The warning comes from the independent crash test body Euro NCAP (of which the UK’s Thatcham Research and Horiba MIRA are both members) which is setting out new testing rules that will penalise carmakers if they rely too heavily on touchscreen controls.

Under new rules, which are due to come into force from January 2026, manufacturers will be docked points if they don’t provide proper, physical switchgear for certain functions.

These include indicating directions, triggering hazard lights, sounding the horn, operating windscreen wipers and activating the eCall SOS function. That last one is a system required by legislation using a car’s built-in internet connection to phone the emergency services in the event of a crash.

Cars increasingly reliant on touchscreens

Carmakers have become increasingly reliant on touchscreens in recent years, as it allows them to offer regular system updates and upgrades with over-the-air software downloads. It also potentially opens new avenues for profit, by being able to sell the activation for some built-in options — such as heated seats or high-tech headlamps — after the car has been bought.

There’s also a potential cost saving in a touchscreen — it’s far cheaper, for instance, to add a line of code to create an on-screen button than it is to make a physical one and make sure that the button can pass all the usual reliability demands.

Skoda Karoq 2017 interior dashboard

Euro NCAP’s tests are fully independent of governments, so the new rules are not laws, but carmakers use the organisation’s test results when promoting and advertising their new models, so any potential for missing out on a full five-star safety award will cause significant concerns.

Common sense at last?

Safety campaigners have been calling for a roll-back of touchscreen reliance, not merely because many screens require you to take your eyes off the road to use some functions (unlike using a button whose position you can learn and remember) but also because the touchscreens are designed to operate in a similar manner to a smartphone, and campaigners worry that they’re undermining messages about not using your phone while driving.

Matthew Avery, director of strategic development at Euro NCAP, said: “The overuse of touchscreens is an industry-wide problem, with almost every vehicle-maker moving key controls onto central touchscreens, obliging drivers to take their eyes off the road and raising the risk of distraction crashes.

“New Euro NCAP tests due in 2026 will encourage manufacturers to use separate, physical controls for basic functions in an intuitive manner, limiting eyes-off-road time and therefore promoting safer driving.”

Tesla highly reliant on screens

Tesla could be one carmaker most at risk of losing out on a top safety rating.

The Tesla Model 3 saloon currently has a full five-star safety rating from Euro NCAP, with an impressive 96 per cent score for protecting adult occupants in a crash. However, the latest version of the Model 3 dispenses with steering column stalks completely, with indicators controlled by buttons on the steering wheel.

Functions such as selecting drive and reverse, adjusting door mirrors and climate control airflow are adjusted via the 15in touchscreen in the centre of the dash, which also doubles as the speedometer and instrument panel.

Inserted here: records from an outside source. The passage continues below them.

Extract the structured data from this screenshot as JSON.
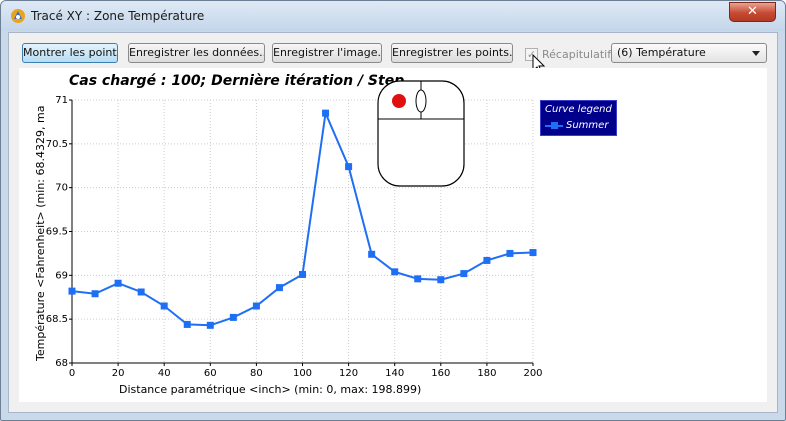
{
  "window": {
    "title": "Tracé XY : Zone Température",
    "close_glyph": "✕"
  },
  "toolbar": {
    "show_points": "Montrer les points",
    "save_data": "Enregistrer les données...",
    "save_image": "Enregistrer l'image...",
    "save_points": "Enregistrer les points...",
    "summary_label": "Récapitulatif",
    "summary_checked": true,
    "variable_select": "(6) Température"
  },
  "colors": {
    "series": "#1f6ff5",
    "legend_bg": "#00008b",
    "mouse_button": "#e01010"
  },
  "icons": {
    "app": "app-logo-icon",
    "cursor": "mouse-pointer-icon",
    "mouse_hint": "mouse-left-click-icon"
  },
  "plot": {
    "title": "Cas chargé : 100; Dernière itération / Step",
    "legend_title": "Curve legend"
  },
  "chart_data": {
    "type": "line",
    "title": "Cas chargé : 100; Dernière itération / Step",
    "xlabel": "Distance paramétrique  <inch> (min: 0, max: 198.899)",
    "ylabel": "Température <Fahrenheit> (min: 68.4329, ma",
    "xlim": [
      0,
      200
    ],
    "ylim": [
      68,
      71
    ],
    "xticks": [
      0,
      20,
      40,
      60,
      80,
      100,
      120,
      140,
      160,
      180,
      200
    ],
    "yticks": [
      68,
      68.5,
      69,
      69.5,
      70,
      70.5,
      71
    ],
    "ytick_labels": [
      "68",
      "68.5",
      "69",
      "69.5",
      "70",
      "70.5",
      "71"
    ],
    "grid": true,
    "legend_position": "top-right",
    "series": [
      {
        "name": "Summer",
        "x": [
          0,
          10,
          20,
          30,
          40,
          50,
          60,
          70,
          80,
          90,
          100,
          110,
          120,
          130,
          140,
          150,
          160,
          170,
          180,
          190,
          200
        ],
        "y": [
          68.82,
          68.79,
          68.91,
          68.81,
          68.65,
          68.44,
          68.43,
          68.52,
          68.65,
          68.86,
          69.01,
          70.85,
          70.24,
          69.24,
          69.04,
          68.96,
          68.95,
          69.02,
          69.17,
          69.25,
          69.26
        ]
      }
    ]
  }
}
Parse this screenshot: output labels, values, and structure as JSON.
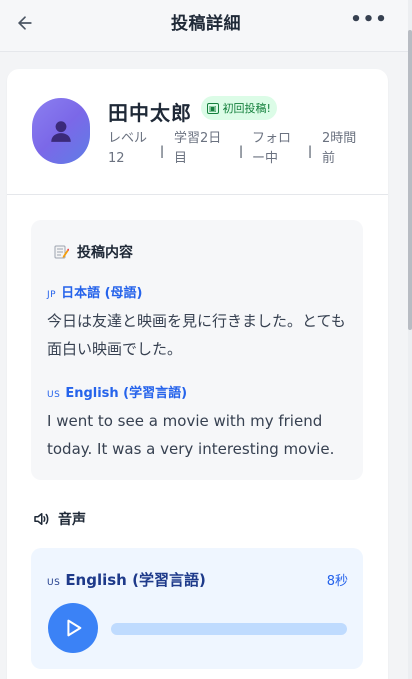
{
  "header": {
    "title": "投稿詳細",
    "back_icon": "arrow-left-icon",
    "more_icon": "more-horizontal-icon",
    "more_label": "•••"
  },
  "profile": {
    "name": "田中太郎",
    "badge": "初回投稿!",
    "badge_icon": "new-icon",
    "avatar_icon": "user-icon",
    "meta": {
      "level": "レベル 12",
      "study_days": "学習2日目",
      "follow_status": "フォロー中",
      "posted": "2時間前"
    }
  },
  "post": {
    "section_title": "投稿内容",
    "section_icon": "memo-icon",
    "native": {
      "flag": "JP",
      "label": "日本語 (母語)",
      "text": "今日は友達と映画を見に行きました。とても面白い映画でした。"
    },
    "learning": {
      "flag": "US",
      "label": "English (学習言語)",
      "text": "I went to see a movie with my friend today. It was a very interesting movie."
    }
  },
  "audio": {
    "section_title": "音声",
    "section_icon": "speaker-icon",
    "flag": "US",
    "label": "English (学習言語)",
    "duration": "8秒",
    "play_icon": "play-icon",
    "progress": 0
  },
  "colors": {
    "accent": "#3b82f6",
    "link": "#2563eb",
    "badge_bg": "#dcfce7",
    "badge_fg": "#15803d"
  }
}
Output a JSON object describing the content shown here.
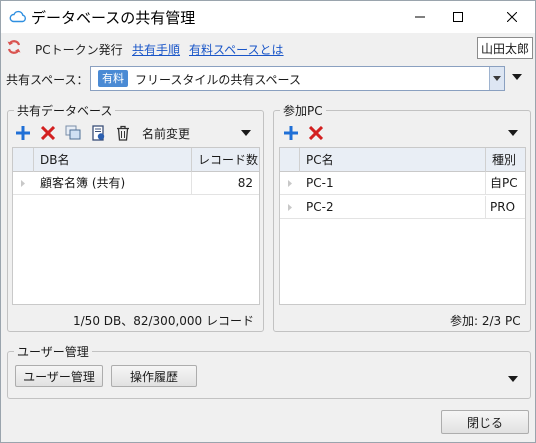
{
  "window": {
    "title": "データベースの共有管理"
  },
  "links": {
    "issue_token": "PCトークン発行",
    "share_steps": "共有手順",
    "what_is_paid_space": "有料スペースとは"
  },
  "user": {
    "name": "山田太郎"
  },
  "space": {
    "label": "共有スペース：",
    "badge": "有料",
    "selected": "フリースタイルの共有スペース"
  },
  "db_group": {
    "title": "共有データベース",
    "rename_label": "名前変更",
    "columns": [
      "DB名",
      "レコード数"
    ],
    "rows": [
      {
        "name": "顧客名簿 (共有)",
        "records": "82"
      }
    ],
    "footer": "1/50 DB、82/300,000 レコード"
  },
  "pc_group": {
    "title": "参加PC",
    "columns": [
      "PC名",
      "種別"
    ],
    "rows": [
      {
        "name": "PC-1",
        "type": "自PC"
      },
      {
        "name": "PC-2",
        "type": "PRO"
      }
    ],
    "footer": "参加: 2/3 PC"
  },
  "user_group": {
    "title": "ユーザー管理",
    "user_mgmt_button": "ユーザー管理",
    "history_button": "操作履歴"
  },
  "close_button": "閉じる",
  "colors": {
    "add": "#1f6fd6",
    "delete": "#d32020",
    "link": "#1a56c8",
    "badge": "#4a8ad4",
    "sync": "#d9534f"
  },
  "icons": [
    "cloud-icon",
    "sync-icon",
    "plus-icon",
    "delete-icon",
    "copy-icon",
    "export-icon",
    "trash-icon",
    "chevron-down-icon"
  ]
}
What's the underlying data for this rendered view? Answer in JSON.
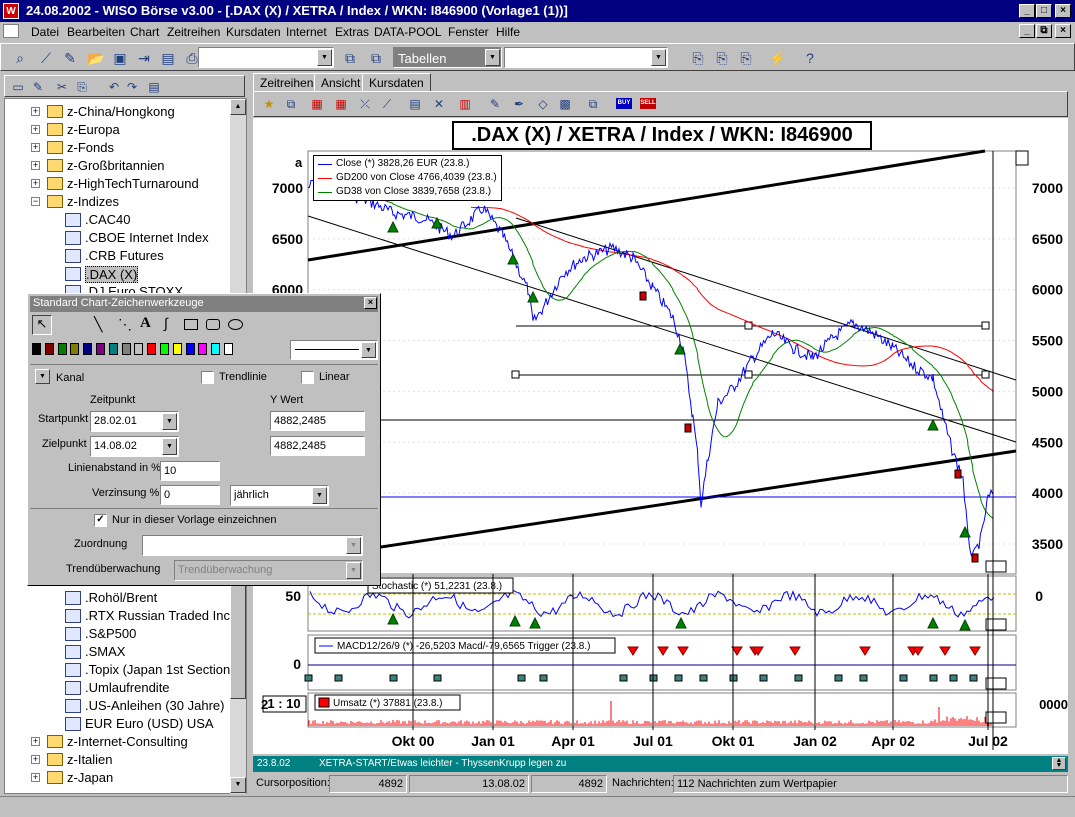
{
  "window": {
    "title": "24.08.2002 - WISO Börse  v3.00 - [.DAX (X) / XETRA / Index / WKN: I846900 (Vorlage1 (1))]"
  },
  "menu": [
    "Datei",
    "Bearbeiten",
    "Chart",
    "Zeitreihen",
    "Kursdaten",
    "Internet",
    "Extras",
    "DATA-POOL",
    "Fenster",
    "Hilfe"
  ],
  "toolbar": {
    "combo_tabellen": "Tabellen"
  },
  "tree": {
    "folders_top": [
      "z-China/Hongkong",
      "z-Europa",
      "z-Fonds",
      "z-Großbritannien",
      "z-HighTechTurnaround",
      "z-Indizes"
    ],
    "indices": [
      ".CAC40",
      ".CBOE Internet Index",
      ".CRB Futures",
      ".DAX (X)",
      ".DJ Euro STOXX"
    ],
    "indices_lower": [
      ".Rohöl/Brent",
      ".RTX Russian Traded Inc",
      ".S&P500",
      ".SMAX",
      ".Topix (Japan 1st Section",
      ".Umlaufrendite",
      ".US-Anleihen (30 Jahre)",
      "EUR Euro (USD) USA"
    ],
    "folders_bottom": [
      "z-Internet-Consulting",
      "z-Italien",
      "z-Japan"
    ]
  },
  "tabs": [
    "Zeitreihen",
    "Ansicht",
    "Kursdaten"
  ],
  "chart": {
    "title": ".DAX (X) / XETRA / Index / WKN: I846900",
    "legend": [
      {
        "label": "Close (*) 3828,26 EUR (23.8.)",
        "color": "#0000ff"
      },
      {
        "label": "GD200 von Close 4766,4039 (23.8.)",
        "color": "#ff0000"
      },
      {
        "label": "GD38 von Close 3839,7658 (23.8.)",
        "color": "#008000"
      }
    ],
    "panel_letter": "a",
    "y_ticks": [
      "7000",
      "6500",
      "6000",
      "5500",
      "5000",
      "4500",
      "4000",
      "3500"
    ],
    "x_ticks": [
      "Okt 00",
      "Jan 01",
      "Apr 01",
      "Jul 01",
      "Okt 01",
      "Jan 02",
      "Apr 02",
      "Jul 02"
    ],
    "stochastic_label": "Stochastic (*) 51,2231 (23.8.)",
    "stochastic_tick": "50",
    "macd_label": "MACD12/26/9 (*) -26,5203 Macd/-79,6565 Trigger (23.8.)",
    "macd_tick": "0",
    "umsatz_label": "Umsatz (*) 37881 (23.8.)",
    "umsatz_tick_left": "2",
    "umsatz_tick_right": "0000",
    "ratio": "1 : 10"
  },
  "dialog": {
    "title": "Standard Chart-Zeichenwerkzeuge",
    "type_label": "Kanal",
    "trendlinie": "Trendlinie",
    "linear": "Linear",
    "zeitpunkt": "Zeitpunkt",
    "ywert": "Y Wert",
    "startpunkt_label": "Startpunkt",
    "startpunkt_date": "28.02.01",
    "startpunkt_value": "4882,2485",
    "zielpunkt_label": "Zielpunkt",
    "zielpunkt_date": "14.08.02",
    "zielpunkt_value": "4882,2485",
    "linienabstand_label": "Linienabstand in %",
    "linienabstand_value": "10",
    "verzinsung_label": "Verzinsung %",
    "verzinsung_value": "0",
    "verzinsung_period": "jährlich",
    "nur_vorlage": "Nur in dieser Vorlage einzeichnen",
    "zuordnung_label": "Zuordnung",
    "trend_label": "Trendüberwachung",
    "trend_value": "Trendüberwachung",
    "colors": [
      "#000000",
      "#800000",
      "#008000",
      "#808000",
      "#000080",
      "#800080",
      "#008080",
      "#808080",
      "#c0c0c0",
      "#ff0000",
      "#00ff00",
      "#ffff00",
      "#0000ff",
      "#ff00ff",
      "#00ffff",
      "#ffffff"
    ]
  },
  "news": {
    "date": "23.8.02",
    "text": "XETRA-START/Etwas leichter - ThyssenKrupp legen zu"
  },
  "status": {
    "cursor_label": "Cursorposition:",
    "v1": "4892",
    "date": "13.08.02",
    "v2": "4892",
    "nachrichten_label": "Nachrichten:",
    "nachrichten_text": "112 Nachrichten zum Wertpapier"
  }
}
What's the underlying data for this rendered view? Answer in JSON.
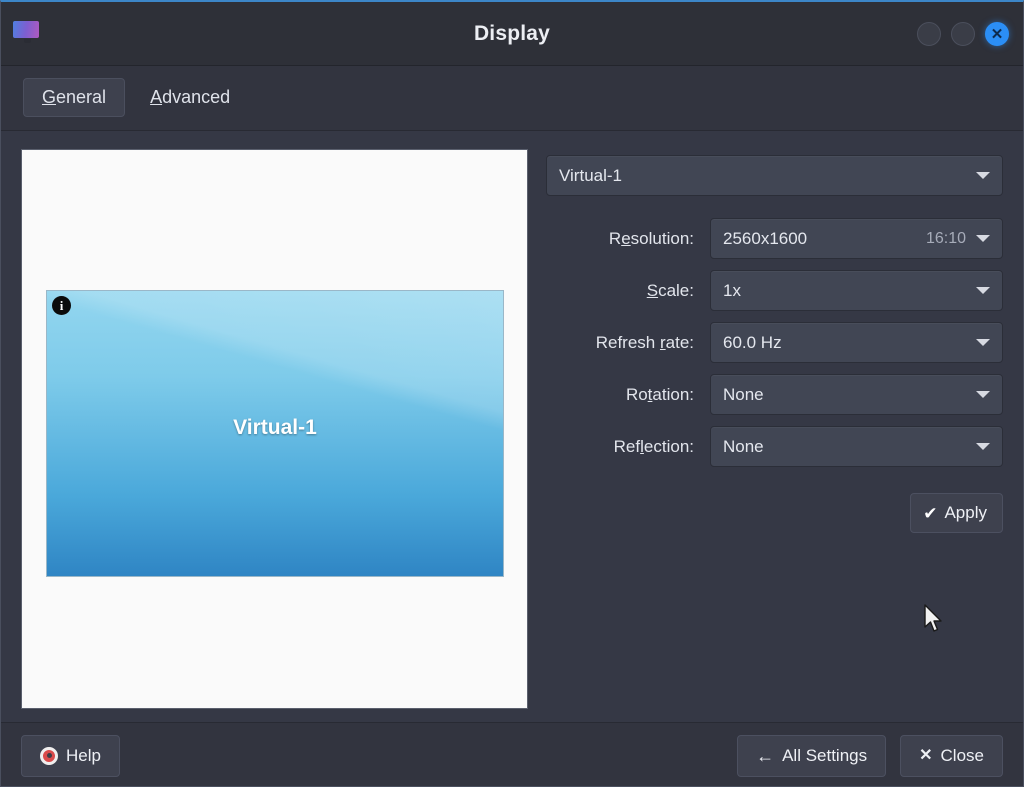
{
  "window": {
    "title": "Display",
    "app_icon": "monitor-icon",
    "controls": {
      "minimize": "minimize-button",
      "maximize": "maximize-button",
      "close_glyph": "✕",
      "close_color": "#2b8ef5"
    }
  },
  "tabs": [
    {
      "label": "General",
      "mnemonic": "G",
      "active": true
    },
    {
      "label": "Advanced",
      "mnemonic": "A",
      "active": false
    }
  ],
  "preview": {
    "monitor_label": "Virtual-1",
    "info_glyph": "i",
    "canvas_color": "#fafafa",
    "monitor_gradient_from": "#93d6ef",
    "monitor_gradient_to": "#2f85c4"
  },
  "form": {
    "output_select": {
      "value": "Virtual-1"
    },
    "fields": [
      {
        "label": "Resolution:",
        "mnemonic": "e",
        "value": "2560x1600",
        "extra": "16:10"
      },
      {
        "label": "Scale:",
        "mnemonic": "S",
        "value": "1x",
        "extra": ""
      },
      {
        "label": "Refresh rate:",
        "mnemonic": "r",
        "value": "60.0 Hz",
        "extra": ""
      },
      {
        "label": "Rotation:",
        "mnemonic": "t",
        "value": "None",
        "extra": ""
      },
      {
        "label": "Reflection:",
        "mnemonic": "l",
        "value": "None",
        "extra": ""
      }
    ],
    "apply_button": {
      "label": "Apply",
      "icon": "check-icon",
      "check_glyph": "✔"
    }
  },
  "footer": {
    "help_button": {
      "label": "Help",
      "icon": "lifebuoy-icon"
    },
    "all_settings_button": {
      "label": "All Settings",
      "icon": "arrow-left-icon",
      "arrow_glyph": "←"
    },
    "close_button": {
      "label": "Close",
      "icon": "close-x-icon",
      "x_glyph": "✕"
    }
  },
  "theme": {
    "window_bg": "#353845",
    "titlebar_bg": "#2e3038",
    "panel_bg": "#32343f",
    "field_bg": "#414654",
    "accent": "#2b8ef5",
    "text": "#e4e7ee"
  }
}
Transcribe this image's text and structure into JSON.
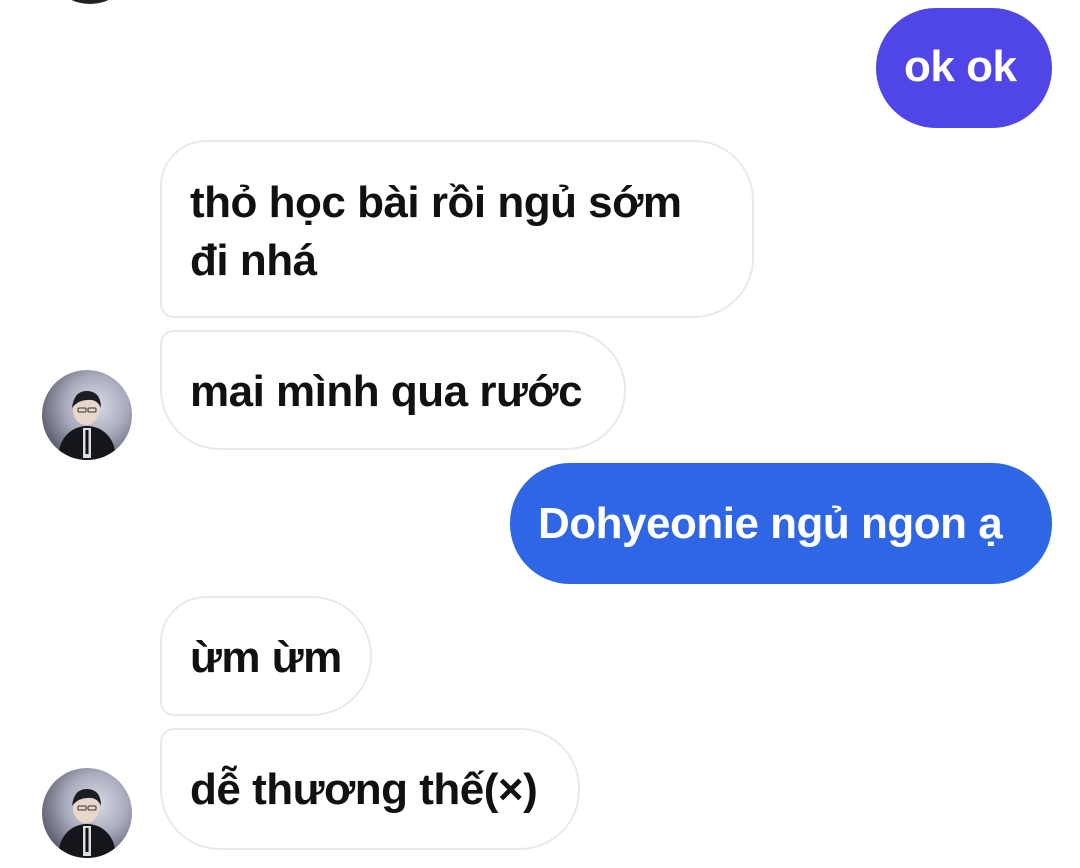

Other car makers are guilty of putting once simple functions onto complex screen menus — Volkswagen’s new ID.7 electric saloon also requires you to access an on-screen setting for adjusting the direction in which the air vents are pointed, for example, while the Tesla-like interior of the Volvo EX30 electric crossover has controls for the rear fog light on the central display, as well as those for adjusting the door mirrors.

  • Volvo EX30 interior
  • Volkswagen ID.7

Edmund King, president of the AA, who tested the latest Tesla Model 3 last week, wrote in a blog: “I’ve tried not to be a luddite, but I did find the total lack of any dashboard dials very daunting. In front of the steering wheel, there is a void. There are no dials.

“Getting into the car late at night and pulling away felt like I had no lights on, as nothing illuminates the dash in front of you — because there isn’t one.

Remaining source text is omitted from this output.